Subsidy removal: Coalition canvasses efficient social protection programmes
By EricJames Ochigbo
A coalition of 17 Civil Society Organisations (CSOs) has called on the Federal Government to roll out a comprehensive social protection programme that will effectively cater for the poor and vulnerable in line with global best practices to get people out of poverty.
The CSOs made the call at a news conference at the end of a two-day meeting on petrol subsidy removal and palliatives in Abuja on Wednesday.
The Executive Director, African Centre for Leadership Strategy and Development, Mr Monday Osasah who spoke on behalf of the coalition, stressed the need to urgently cushion the harsh economic and social effect of the subsidy removal on the citizens.
He said the coalition believed that the current administration adopted a comprehensive development agenda for the country.
According to him, a piecemeal approach to deal with recurrent challenges faced by previous administrations will not help in the long run.
“Poverty rate has increased steadily over the years in Nigeria and has degenerated to the point of ranking third in the world in 2014, to the first position in 2018 with around 87 million people.”
He said poverty had further slid to 133 million of its citizens living in multi-dimensional poverty in 2022 according to National Bureau of Statistics.
Osasah stated that social protection had been acknowledged across the world as a veritable way to reduce poverty, adding that in line with this, there was need to update the NSR and create awareness on the process of its compilation and the names on the register.
“Strategic communication of every process and stage of the implementation of the social protection policy is critical for success, especially in a country where corruption is endemic and the trust in government is at a low ebb,” he said.
Osasah said that China and India for instance, lifted 730 million and 170 million people out of poverty between 1990 and 2015.
He said that coalition recommended that governments at federal, state, and local levels should increase investments in basic education and primary healthcare for poor Nigerians to create increased access to social services.
Osasah said as CSOs, they were calling for implementation of a new living wage for all Nigerians saying that the current national minimum wage of N30,000 remained highly unsustainable, considering the current economic condition.
According to him, the coalition recommends that a process for increasing the minimum wage should commence immediately at the federal, state, and local levels and by private sector employers.
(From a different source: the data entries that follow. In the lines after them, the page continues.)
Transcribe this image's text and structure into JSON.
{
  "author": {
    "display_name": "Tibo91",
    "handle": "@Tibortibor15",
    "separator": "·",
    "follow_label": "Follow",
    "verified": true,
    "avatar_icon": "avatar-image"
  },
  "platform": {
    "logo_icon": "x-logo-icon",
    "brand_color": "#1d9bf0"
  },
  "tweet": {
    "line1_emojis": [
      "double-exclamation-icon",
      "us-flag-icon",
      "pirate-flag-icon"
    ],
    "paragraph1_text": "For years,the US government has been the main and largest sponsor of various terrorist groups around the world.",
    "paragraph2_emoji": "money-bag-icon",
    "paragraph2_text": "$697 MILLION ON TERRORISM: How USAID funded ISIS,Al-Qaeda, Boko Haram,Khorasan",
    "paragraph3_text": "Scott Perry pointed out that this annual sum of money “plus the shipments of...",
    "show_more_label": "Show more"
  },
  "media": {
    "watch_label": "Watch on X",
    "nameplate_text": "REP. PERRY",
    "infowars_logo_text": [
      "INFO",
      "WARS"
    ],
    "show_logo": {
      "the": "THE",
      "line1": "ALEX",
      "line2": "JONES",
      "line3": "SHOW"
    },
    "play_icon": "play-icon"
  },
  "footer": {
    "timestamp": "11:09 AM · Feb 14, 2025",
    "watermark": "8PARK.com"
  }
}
“The current minimum wage no longer reflects the new realities; government’s removal of subsidy pushed up prices of goods and services, like food stuffs, transportation costs, agricultural implements and inputs, rent and other services.
“Yet salaries were not increased, necessitating untold hardships and suffering amongst the citizens,” he said.
He said that social protection policy implementation combined with enlightened leadership and pressure from below had capacity to lift people out of poverty.